1er février 2010 (QIM) – Un soldat-jardinier, dernier homme sur terre, se voit accorder une deuxième chance de faire renaître la vie, détruite par la civilisation, sur notre planète fragile. Y parviendra-t-il? Telle est la question impossible que Dominique Champagne, auteur et metteur en scène, pose aux spectateurs dans ce spectacle hallucinant présenté, encore pour quelques jours, au Théâtre Maisonneuve de la Place des Arts de Montréal.

En première médiatique mondiale, nous avons pu voir, le jeudi 28 janvier dernier, cette construction poétique emblématique supportée par une technologie dernier-cri, qui a nécessité une créativité inouïe.

Inspirée d'un poème de John Milton, l'oeuvre est très ambitieuse et les efforts de Champagne, metteur en scène de Love du Cirque du Soleil d'après l'oeuvre des Beatles, et du scientifique Jean Lemire de la Mission Antarctique, donnent lieu à une prestation fantasmagorique éblouissante, surtout par sa forme, et innovante sous plusieurs aspects.
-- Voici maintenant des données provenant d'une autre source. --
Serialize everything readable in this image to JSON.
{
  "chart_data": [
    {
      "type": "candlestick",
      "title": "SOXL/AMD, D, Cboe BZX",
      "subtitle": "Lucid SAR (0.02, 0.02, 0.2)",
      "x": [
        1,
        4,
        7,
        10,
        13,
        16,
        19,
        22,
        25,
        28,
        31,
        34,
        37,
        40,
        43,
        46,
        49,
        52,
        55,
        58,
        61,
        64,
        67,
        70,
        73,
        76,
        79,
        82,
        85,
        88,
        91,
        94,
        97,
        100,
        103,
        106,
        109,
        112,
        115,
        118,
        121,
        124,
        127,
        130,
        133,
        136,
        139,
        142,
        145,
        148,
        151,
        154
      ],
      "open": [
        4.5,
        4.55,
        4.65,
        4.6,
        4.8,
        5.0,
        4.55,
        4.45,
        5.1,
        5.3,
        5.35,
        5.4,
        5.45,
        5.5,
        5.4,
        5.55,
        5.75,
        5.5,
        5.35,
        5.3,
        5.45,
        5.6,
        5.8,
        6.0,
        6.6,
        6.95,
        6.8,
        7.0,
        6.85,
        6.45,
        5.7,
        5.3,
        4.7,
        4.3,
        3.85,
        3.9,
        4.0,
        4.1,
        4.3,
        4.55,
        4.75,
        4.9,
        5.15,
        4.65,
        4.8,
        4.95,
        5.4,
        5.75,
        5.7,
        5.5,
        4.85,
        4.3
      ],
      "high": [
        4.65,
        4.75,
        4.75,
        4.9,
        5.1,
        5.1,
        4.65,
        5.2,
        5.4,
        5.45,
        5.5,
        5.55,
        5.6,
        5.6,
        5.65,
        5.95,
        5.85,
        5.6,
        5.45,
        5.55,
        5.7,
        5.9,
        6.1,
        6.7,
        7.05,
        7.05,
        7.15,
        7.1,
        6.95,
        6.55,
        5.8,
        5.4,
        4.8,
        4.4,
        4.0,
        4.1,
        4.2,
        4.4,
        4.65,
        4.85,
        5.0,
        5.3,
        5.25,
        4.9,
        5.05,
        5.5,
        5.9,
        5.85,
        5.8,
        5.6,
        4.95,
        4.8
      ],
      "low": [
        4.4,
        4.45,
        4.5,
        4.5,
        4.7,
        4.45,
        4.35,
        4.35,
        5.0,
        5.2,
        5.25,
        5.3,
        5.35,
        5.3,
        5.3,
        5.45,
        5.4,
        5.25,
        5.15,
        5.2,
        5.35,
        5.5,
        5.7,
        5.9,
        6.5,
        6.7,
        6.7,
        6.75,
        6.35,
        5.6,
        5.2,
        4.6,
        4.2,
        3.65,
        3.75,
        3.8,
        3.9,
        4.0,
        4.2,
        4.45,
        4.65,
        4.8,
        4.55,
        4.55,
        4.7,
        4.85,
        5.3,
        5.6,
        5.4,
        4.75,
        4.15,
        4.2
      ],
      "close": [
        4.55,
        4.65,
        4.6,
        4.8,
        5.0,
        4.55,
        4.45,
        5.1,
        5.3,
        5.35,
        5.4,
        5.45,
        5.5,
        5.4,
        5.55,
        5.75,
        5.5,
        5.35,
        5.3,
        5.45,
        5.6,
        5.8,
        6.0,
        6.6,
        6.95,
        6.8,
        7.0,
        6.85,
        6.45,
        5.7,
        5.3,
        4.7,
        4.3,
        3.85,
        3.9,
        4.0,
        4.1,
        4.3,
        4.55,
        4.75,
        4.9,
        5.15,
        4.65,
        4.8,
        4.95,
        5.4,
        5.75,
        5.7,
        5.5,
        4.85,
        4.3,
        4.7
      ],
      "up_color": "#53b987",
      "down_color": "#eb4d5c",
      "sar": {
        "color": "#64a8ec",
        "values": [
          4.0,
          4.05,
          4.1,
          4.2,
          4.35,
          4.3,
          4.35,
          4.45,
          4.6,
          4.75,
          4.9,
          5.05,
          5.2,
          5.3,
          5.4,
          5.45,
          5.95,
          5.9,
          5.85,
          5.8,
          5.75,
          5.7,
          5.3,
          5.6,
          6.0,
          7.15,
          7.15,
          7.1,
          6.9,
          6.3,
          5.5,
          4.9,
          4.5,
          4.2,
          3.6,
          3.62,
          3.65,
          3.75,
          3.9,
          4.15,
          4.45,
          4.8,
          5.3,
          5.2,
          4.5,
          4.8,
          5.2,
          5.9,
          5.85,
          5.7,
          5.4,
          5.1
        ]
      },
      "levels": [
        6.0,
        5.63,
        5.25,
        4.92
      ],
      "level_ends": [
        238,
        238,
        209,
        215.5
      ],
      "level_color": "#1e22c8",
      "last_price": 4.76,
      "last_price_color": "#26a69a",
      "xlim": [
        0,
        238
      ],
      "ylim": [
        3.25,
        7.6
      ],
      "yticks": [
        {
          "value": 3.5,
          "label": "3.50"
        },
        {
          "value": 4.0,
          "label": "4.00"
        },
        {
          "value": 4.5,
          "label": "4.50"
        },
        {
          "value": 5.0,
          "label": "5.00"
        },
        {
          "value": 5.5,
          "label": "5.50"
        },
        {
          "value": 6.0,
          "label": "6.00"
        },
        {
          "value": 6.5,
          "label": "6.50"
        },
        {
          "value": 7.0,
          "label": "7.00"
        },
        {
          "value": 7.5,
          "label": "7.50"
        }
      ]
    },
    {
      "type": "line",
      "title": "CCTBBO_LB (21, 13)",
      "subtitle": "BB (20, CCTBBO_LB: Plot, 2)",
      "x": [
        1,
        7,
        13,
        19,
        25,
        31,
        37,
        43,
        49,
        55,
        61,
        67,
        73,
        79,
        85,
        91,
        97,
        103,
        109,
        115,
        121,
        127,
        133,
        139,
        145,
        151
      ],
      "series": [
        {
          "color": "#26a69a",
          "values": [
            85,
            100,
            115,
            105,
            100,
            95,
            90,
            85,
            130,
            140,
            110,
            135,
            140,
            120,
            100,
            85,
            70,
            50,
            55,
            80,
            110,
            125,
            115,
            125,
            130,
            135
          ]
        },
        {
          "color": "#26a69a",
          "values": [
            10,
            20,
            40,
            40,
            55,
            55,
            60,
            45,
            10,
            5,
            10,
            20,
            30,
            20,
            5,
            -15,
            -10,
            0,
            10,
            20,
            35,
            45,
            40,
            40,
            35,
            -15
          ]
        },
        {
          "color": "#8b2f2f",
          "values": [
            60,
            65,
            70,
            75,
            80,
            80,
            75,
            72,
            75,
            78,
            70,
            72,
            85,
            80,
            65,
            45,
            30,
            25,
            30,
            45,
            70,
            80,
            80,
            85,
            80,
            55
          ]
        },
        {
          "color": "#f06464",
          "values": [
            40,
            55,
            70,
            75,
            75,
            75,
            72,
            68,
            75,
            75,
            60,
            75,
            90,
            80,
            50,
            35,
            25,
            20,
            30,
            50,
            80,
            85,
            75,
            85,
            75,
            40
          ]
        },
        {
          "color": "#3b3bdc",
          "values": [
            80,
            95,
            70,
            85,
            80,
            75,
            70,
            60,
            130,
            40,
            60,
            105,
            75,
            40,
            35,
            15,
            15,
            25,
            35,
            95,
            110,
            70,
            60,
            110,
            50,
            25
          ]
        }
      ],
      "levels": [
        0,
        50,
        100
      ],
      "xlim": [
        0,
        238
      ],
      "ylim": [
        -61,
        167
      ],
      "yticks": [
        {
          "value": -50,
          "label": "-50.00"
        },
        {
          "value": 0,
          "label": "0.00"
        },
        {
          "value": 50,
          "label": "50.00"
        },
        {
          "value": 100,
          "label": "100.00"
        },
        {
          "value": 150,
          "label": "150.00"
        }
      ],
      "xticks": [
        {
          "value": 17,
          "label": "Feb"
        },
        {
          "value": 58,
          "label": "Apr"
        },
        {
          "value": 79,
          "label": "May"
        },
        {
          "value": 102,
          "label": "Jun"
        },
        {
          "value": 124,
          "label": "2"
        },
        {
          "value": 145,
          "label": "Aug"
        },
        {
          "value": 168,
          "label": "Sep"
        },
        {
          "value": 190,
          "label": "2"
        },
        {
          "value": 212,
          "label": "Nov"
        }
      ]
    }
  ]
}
Alliant théâtre, musique, danse, cinéma, mouvements aériens et projections d'images, Paradis perdu met en scène le conteur, le personnage central, son fils, la fille-mère et l'enfant. Pierre Lebeau narre ce poème apocalyptique en étant présent sur scène aux côtés du soldat humaniste personnifié par Rodrigue Proteau, le Sergeant Pepper de Love. Ces individus seront au centre des bouleversements extrêmes de la planète et du désastre qui s'ensuit. Ils auront littéralement le sort du monde entre leurs mains. Qu'en feront-ils?

Grâce à une trouvaille de Champagne, ce sont des tonnes d'un matériau composé de feutre inifugé déchiqueté qui fait office de sol et sur lequel se reflètent les magnifiques images multicolores dans lesquelles les comédiens marchent, dansent, se révoltent et trébuchent. La scène elle-même est inclinée de 12 degrés pour accentuer les effets visuels. Les images en 3D et la scénographie de Michel Crête et Olivier Goulet sont tout à fait grandioses et nous transportent littéralement dans une nature extrême qui nous envahit. La musique de Daniel Bélanger, pour sa part, est emblématique du post-modernisme propre à la civilisation actuelle.
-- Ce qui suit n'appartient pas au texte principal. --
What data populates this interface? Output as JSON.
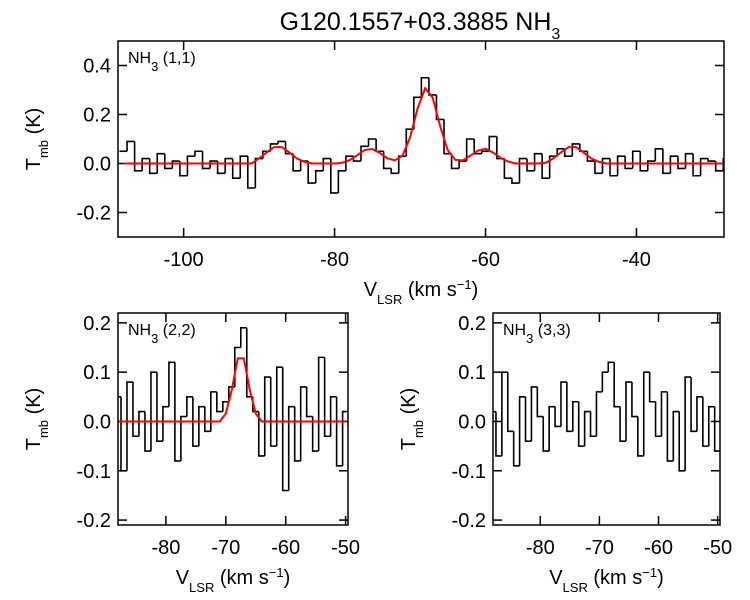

Il existe malgré cela un inconfort à la sortie de la représentation d'une heure trente. Le monologue presqu'ininterrompu de Lebeau est parfois lourd et aurait certainement pu être écourté. Parfois, sa voix se superpose à celle de Bélanger intégrée à la musique. Le jeu très physique des autres personnages est parfois peu crédible et distrayant. Quant au propos lui-même il est, certainement volontairement, réducteur quand aux causes et effets de l'activité humaine sur la planète: jamais, sauf pour l'oiseau, on n'évoque la présence animale ni l'activité industrielle comme telle dans le désastre écologique qui nous guette.

Le Paradis perdu de Champagne et Lemire est tout de même percutant dans sa forme et la production nous éblouit. Sa présentation, fort pertinente en ces temps troublés, nous interpelle sur notre rôle social et sur cet avenir que la plupart d'entre nous souhaite plus vert que noir.